Engel als göttliche Funkgeräte – es sind diese sprachlichen Nuancen, die erkennen lassen: So ganz ernst nimmt Eliot Weinberger sein Sujet dann doch nicht. Der Amerikaner ist ein meisterhafter Archäologe für entlegenste Textfelder.

Im aktuellen Buch sind es Epigraphien, Zitate und Sentenzen aus theologischen Schriften und Chroniken. Die Textfundstücke bringt er dann in Dialog miteinander. Dieses Verfahren hat er schon in früheren Essaybänden wie "Das Wesentliche" oder "Vogelgeister" angewandt.

Auch sein neuer Essay "Engel & Heilige" bewegt sich mit quasi engelsgleicher Teleportation über den Globus und durch die Jahrhunderte. Im ersten Teil nähert er sich mit dem gewissenhaften Forscherdrang des Ethnologen den himmlischen Heerscharen.

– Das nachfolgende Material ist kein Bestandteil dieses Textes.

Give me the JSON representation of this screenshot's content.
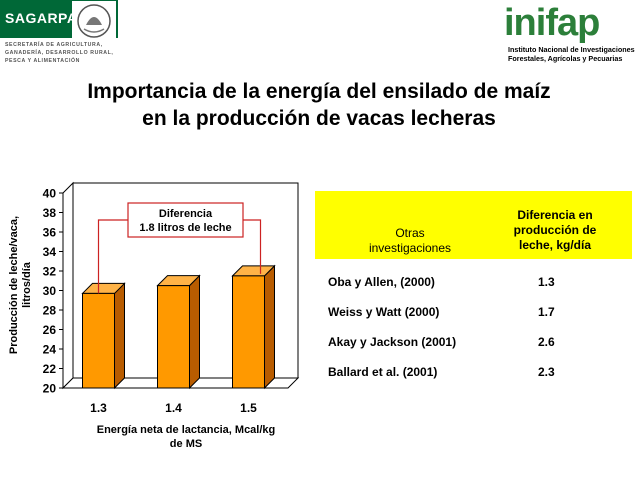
{
  "header": {
    "left_logo_text": "SAGARPA",
    "left_subtitle_lines": [
      "SECRETARÍA DE AGRICULTURA,",
      "GANADERÍA, DESARROLLO RURAL,",
      "PESCA Y ALIMENTACIÓN"
    ],
    "right_logo_text": "inifap",
    "right_subtitle_lines": [
      "Instituto Nacional de Investigaciones",
      "Forestales, Agrícolas y Pecuarias"
    ],
    "brand_green": "#006837"
  },
  "slide": {
    "title_line1": "Importancia de la energía del ensilado de maíz",
    "title_line2": "en la producción de vacas lecheras"
  },
  "chart_data": {
    "type": "bar",
    "categories": [
      "1.3",
      "1.4",
      "1.5"
    ],
    "values": [
      29.7,
      30.5,
      31.5
    ],
    "ylim": [
      20,
      40
    ],
    "yticks": [
      "20",
      "22",
      "24",
      "26",
      "28",
      "30",
      "32",
      "34",
      "36",
      "38",
      "40"
    ],
    "ylabel_line1": "Producción de leche/vaca,",
    "ylabel_line2": "litros/día",
    "xlabel_line1": "Energía neta de lactancia, Mcal/kg",
    "xlabel_line2": "de MS",
    "annotation_line1": "Diferencia",
    "annotation_line2": "1.8 litros de leche",
    "bar_color": "#ff9900",
    "grid": false
  },
  "table": {
    "header_col1_line1": "Otras",
    "header_col1_line2": "investigaciones",
    "header_col2_line1": "Diferencia en",
    "header_col2_line2": "producción de",
    "header_col2_line3": "leche, kg/día",
    "header_color": "#ffff00",
    "rows": [
      {
        "study": "Oba y Allen, (2000)",
        "value": "1.3"
      },
      {
        "study": "Weiss y Watt (2000)",
        "value": "1.7"
      },
      {
        "study": "Akay y Jackson (2001)",
        "value": "2.6"
      },
      {
        "study": "Ballard et al. (2001)",
        "value": "2.3"
      }
    ]
  }
}
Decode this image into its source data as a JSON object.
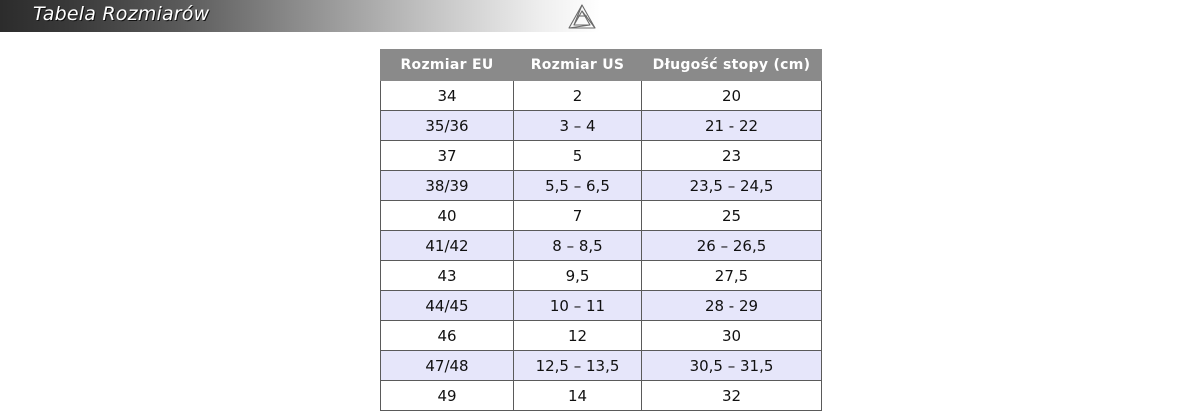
{
  "header": {
    "title": "Tabela Rozmiarów",
    "logo_icon": "recycle-triangle-icon"
  },
  "table": {
    "columns": [
      "Rozmiar EU",
      "Rozmiar US",
      "Długość stopy (cm)"
    ],
    "header_bg": "#8a8a8a",
    "alt_row_bg": "#e6e6fa",
    "rows": [
      [
        "34",
        "2",
        "20"
      ],
      [
        "35/36",
        "3 – 4",
        "21 - 22"
      ],
      [
        "37",
        "5",
        "23"
      ],
      [
        "38/39",
        "5,5 – 6,5",
        "23,5 – 24,5"
      ],
      [
        "40",
        "7",
        "25"
      ],
      [
        "41/42",
        "8 – 8,5",
        "26 – 26,5"
      ],
      [
        "43",
        "9,5",
        "27,5"
      ],
      [
        "44/45",
        "10 – 11",
        "28 - 29"
      ],
      [
        "46",
        "12",
        "30"
      ],
      [
        "47/48",
        "12,5 – 13,5",
        "30,5 – 31,5"
      ],
      [
        "49",
        "14",
        "32"
      ]
    ]
  }
}
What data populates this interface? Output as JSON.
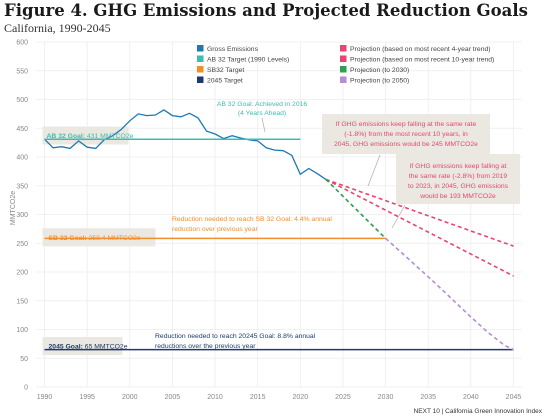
{
  "title": "Figure 4. GHG Emissions and Projected Reduction Goals",
  "subtitle": "California, 1990-2045",
  "footer": "NEXT 10 | California Green Innovation Index",
  "chart_data": {
    "type": "line",
    "ylabel": "MMTCO2e",
    "xlim": [
      1989,
      2046
    ],
    "ylim": [
      0,
      600
    ],
    "xticks": [
      1990,
      1995,
      2000,
      2005,
      2010,
      2015,
      2020,
      2025,
      2030,
      2035,
      2040,
      2045
    ],
    "yticks": [
      0,
      50,
      100,
      150,
      200,
      250,
      300,
      350,
      400,
      450,
      500,
      550,
      600
    ],
    "grid": true,
    "legend_position": "top-right",
    "legend": [
      {
        "label": "Gross Emissions",
        "color": "#1f78b4",
        "symbol": "square"
      },
      {
        "label": "AB 32 Target (1990 Levels)",
        "color": "#3dbdb0",
        "symbol": "square"
      },
      {
        "label": "SB32 Target",
        "color": "#f28e2b",
        "symbol": "square"
      },
      {
        "label": "2045 Target",
        "color": "#1c3a6b",
        "symbol": "square"
      },
      {
        "label": "Projection (based on most recent 4-year trend)",
        "color": "#e8466e",
        "symbol": "square"
      },
      {
        "label": "Projection (based on most recent 10-year trend)",
        "color": "#e8466e",
        "symbol": "square"
      },
      {
        "label": "Projection (to 2030)",
        "color": "#2e9e4f",
        "symbol": "square"
      },
      {
        "label": "Projection (to 2050)",
        "color": "#b48ed0",
        "symbol": "square"
      }
    ],
    "series": [
      {
        "name": "Gross Emissions",
        "color": "#1f78b4",
        "style": "solid",
        "x": [
          1990,
          1991,
          1992,
          1993,
          1994,
          1995,
          1996,
          1997,
          1998,
          1999,
          2000,
          2001,
          2002,
          2003,
          2004,
          2005,
          2006,
          2007,
          2008,
          2009,
          2010,
          2011,
          2012,
          2013,
          2014,
          2015,
          2016,
          2017,
          2018,
          2019,
          2020,
          2021,
          2022,
          2023
        ],
        "y": [
          431,
          416,
          418,
          415,
          428,
          417,
          415,
          430,
          437,
          448,
          463,
          475,
          472,
          473,
          482,
          472,
          470,
          476,
          468,
          445,
          440,
          432,
          437,
          433,
          430,
          428,
          416,
          412,
          411,
          403,
          370,
          380,
          371,
          361
        ]
      },
      {
        "name": "AB 32 Target (1990 Levels)",
        "color": "#3dbdb0",
        "style": "solid",
        "x": [
          1990,
          2020
        ],
        "y": [
          431,
          431
        ]
      },
      {
        "name": "SB32 Target",
        "color": "#f28e2b",
        "style": "solid",
        "x": [
          1990,
          2030
        ],
        "y": [
          258.4,
          258.4
        ]
      },
      {
        "name": "2045 Target",
        "color": "#1c3a6b",
        "style": "solid",
        "x": [
          1990,
          2045
        ],
        "y": [
          65,
          65
        ]
      },
      {
        "name": "Projection (based on most recent 10-year trend)",
        "color": "#e8466e",
        "style": "dashed",
        "x": [
          2023,
          2045
        ],
        "y": [
          361,
          245
        ]
      },
      {
        "name": "Projection (based on most recent 4-year trend)",
        "color": "#e8466e",
        "style": "dashed",
        "x": [
          2023,
          2045
        ],
        "y": [
          361,
          193
        ]
      },
      {
        "name": "Projection (to 2030)",
        "color": "#2e9e4f",
        "style": "dashed",
        "x": [
          2023,
          2030
        ],
        "y": [
          361,
          258.4
        ]
      },
      {
        "name": "Projection (to 2050)",
        "color": "#b48ed0",
        "style": "dashed",
        "x": [
          2030,
          2032,
          2034,
          2036,
          2038,
          2040,
          2042,
          2044,
          2045
        ],
        "y": [
          258.4,
          232,
          205,
          178,
          150,
          122,
          95,
          72,
          65
        ]
      }
    ],
    "annotations": {
      "ab32_achieved": [
        "AB 32 Goal: Achieved in 2016",
        "(4 Years Ahead)"
      ],
      "ab32_goal_label": "AB 32 Goal:",
      "ab32_goal_value": "431 MMTCO2e",
      "sb32_goal_label": "SB 32 Goal:",
      "sb32_goal_value": "258.4 MMTCO2e",
      "sb32_needed_bold": "Reduction needed to reach SB 32 Goal:",
      "sb32_needed_rest": "4.4% annual",
      "sb32_needed_line2": "reduction over previous year",
      "goal2045_label": "2045 Goal:",
      "goal2045_value": "65 MMTCO2e",
      "goal2045_needed_line1": "Reduction needed to reach 20245 Goal: 8.8% annual",
      "goal2045_needed_line2": "reductions over the previous year",
      "trend10": [
        "If GHG emissions keep falling at the same rate",
        "(-1.8%) from the most recent 10 years, in",
        "2045, GHG emissions would be 245 MMTCO2e"
      ],
      "trend4": [
        "If GHG emissions keep falling at",
        "the same rate (-2.8%) from 2019",
        "to 2023, in 2045, GHG emissions",
        "would be 193 MMTCO2e"
      ]
    }
  }
}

Im zweiten Teil des Buches widmet sich Weinberger dann einem literaturgeschichtlich wenig beachteten Genre: der Hagiographie, der Biografie von Heiligen. Und über die weiß man heute wirklich so gut wie gar nichts mehr. Da wäre etwa die Türkin Thekla im 1. Jahrhundert, die einfach nicht tot zu kriegen war: nicht durch den Scheiterhaufen, nicht durch wilde Tiere in der Arena, nicht durch einen Blitz im Wasserbecken. Oder der Italiener Philipp Neri, ein Veganer des 16. Jahrhunderts.

"Er aß weder Tiere noch tierische Produkte. Sein Herz war so groß, dass man bei seinem Tod feststellte, dass einige seiner Rippen gebrochen waren."

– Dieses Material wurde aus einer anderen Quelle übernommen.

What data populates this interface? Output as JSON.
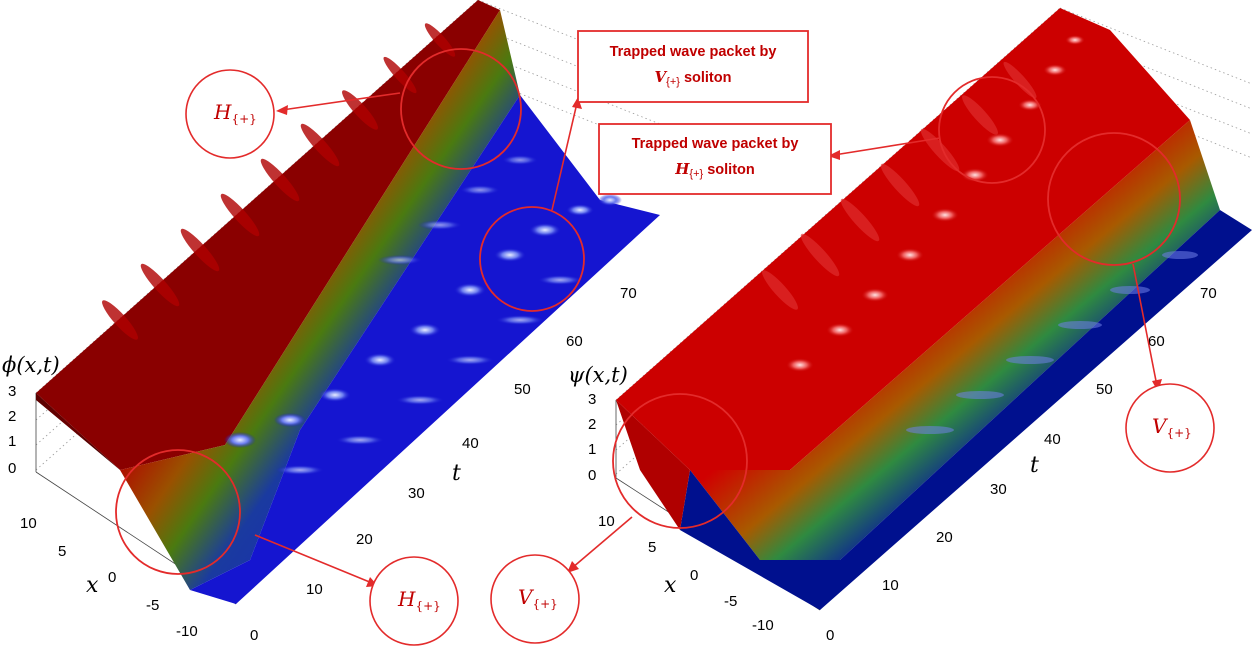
{
  "panels": {
    "left": {
      "z_label": "ϕ(x,t)",
      "z_ticks": [
        "3",
        "2",
        "1",
        "0"
      ],
      "x_label": "x",
      "x_ticks": [
        "10",
        "5",
        "0",
        "-5",
        "-10"
      ],
      "t_label": "t",
      "t_ticks": [
        "0",
        "10",
        "20",
        "30",
        "40",
        "50",
        "60",
        "70"
      ]
    },
    "right": {
      "z_label": "ψ(x,t)",
      "z_ticks": [
        "3",
        "2",
        "1",
        "0"
      ],
      "x_label": "x",
      "x_ticks": [
        "10",
        "5",
        "0",
        "-5",
        "-10"
      ],
      "t_label": "t",
      "t_ticks": [
        "0",
        "10",
        "20",
        "30",
        "40",
        "50",
        "60",
        "70"
      ]
    }
  },
  "callouts": {
    "box_v": {
      "line1": "Trapped wave packet by",
      "sym": "V",
      "sub": "{+}",
      "suffix": " soliton"
    },
    "box_h": {
      "line1": "Trapped wave packet by",
      "sym": "H",
      "sub": "{+}",
      "suffix": " soliton"
    }
  },
  "circle_labels": {
    "left_top": {
      "sym": "H",
      "sub": "{+}"
    },
    "left_bottom": {
      "sym": "H",
      "sub": "{+}"
    },
    "right_bottom": {
      "sym": "V",
      "sub": "{+}"
    },
    "right_side": {
      "sym": "V",
      "sub": "{+}"
    }
  },
  "colors": {
    "kink_red": "#c40000",
    "dark_red": "#7a0000",
    "blue": "#1010c8",
    "deep_blue": "#00007a",
    "annotation_red": "#e32b2b"
  }
}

Wer kennt schon den Franzosen Guinefort, den Heiligen, der eigentlich ein Hund war. Oder den Ägypter Johannes Klimakos, 6. Jahrhundert, der seine Zeitgenossen mit Lebensweisheiten wie diesen bereicherte:

"Ein blinder Bogenschütze taugt nichts. […] Einen Mann, der sein Todesurteil vernommen hat, schert es nicht, wie die Theater geführt werden. […] Wer sich ernsthaft mit dem Tod befasst, verringert die Menge dessen, was er zu sagen hat."

Banalstes und Schlaustes – Asketen kennen da eben keinen Unterschied. Und wie war das noch mit dem Heiligen Adolf von Osnabrück?

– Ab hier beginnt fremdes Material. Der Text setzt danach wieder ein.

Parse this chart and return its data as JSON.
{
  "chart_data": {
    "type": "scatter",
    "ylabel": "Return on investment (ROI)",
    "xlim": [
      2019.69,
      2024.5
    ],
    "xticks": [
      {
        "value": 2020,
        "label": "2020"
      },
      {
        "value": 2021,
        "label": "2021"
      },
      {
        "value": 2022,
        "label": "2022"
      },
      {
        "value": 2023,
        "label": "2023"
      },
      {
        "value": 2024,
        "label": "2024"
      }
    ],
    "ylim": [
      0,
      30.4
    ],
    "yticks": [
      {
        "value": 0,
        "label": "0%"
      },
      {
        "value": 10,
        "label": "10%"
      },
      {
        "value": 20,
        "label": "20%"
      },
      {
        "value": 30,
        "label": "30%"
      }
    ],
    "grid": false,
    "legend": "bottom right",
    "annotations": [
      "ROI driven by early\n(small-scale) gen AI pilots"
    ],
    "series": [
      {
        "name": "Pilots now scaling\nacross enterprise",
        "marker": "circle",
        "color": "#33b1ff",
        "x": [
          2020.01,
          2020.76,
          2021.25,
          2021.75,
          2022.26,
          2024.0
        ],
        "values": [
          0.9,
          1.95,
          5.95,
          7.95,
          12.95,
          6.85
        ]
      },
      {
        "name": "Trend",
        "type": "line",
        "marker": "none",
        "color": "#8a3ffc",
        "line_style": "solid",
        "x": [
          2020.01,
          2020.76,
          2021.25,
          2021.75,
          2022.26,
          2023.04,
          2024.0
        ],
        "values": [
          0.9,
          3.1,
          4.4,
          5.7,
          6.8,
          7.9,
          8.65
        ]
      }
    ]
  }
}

"Er war ein wohltätiger Bischof, nach dem Hitler benannt wurde."

Ob das stimmt? So ganz sicher darf man sich bei Eliot Weinberger nicht sein, führt doch sein faszinierend skurriles Sammelsurium mit subtilem Humor vor, mit welcher autoritären Geste hier christliche Chronisten und Theologen das Paranormale zum Dogma erhoben. So zeigt dieses weltliterarische Kompendium zu "Engeln & Heiligen" doch vor allem: Religion ist ein Fantasma. Einfach 'wunder-bar' – im Wortsinn.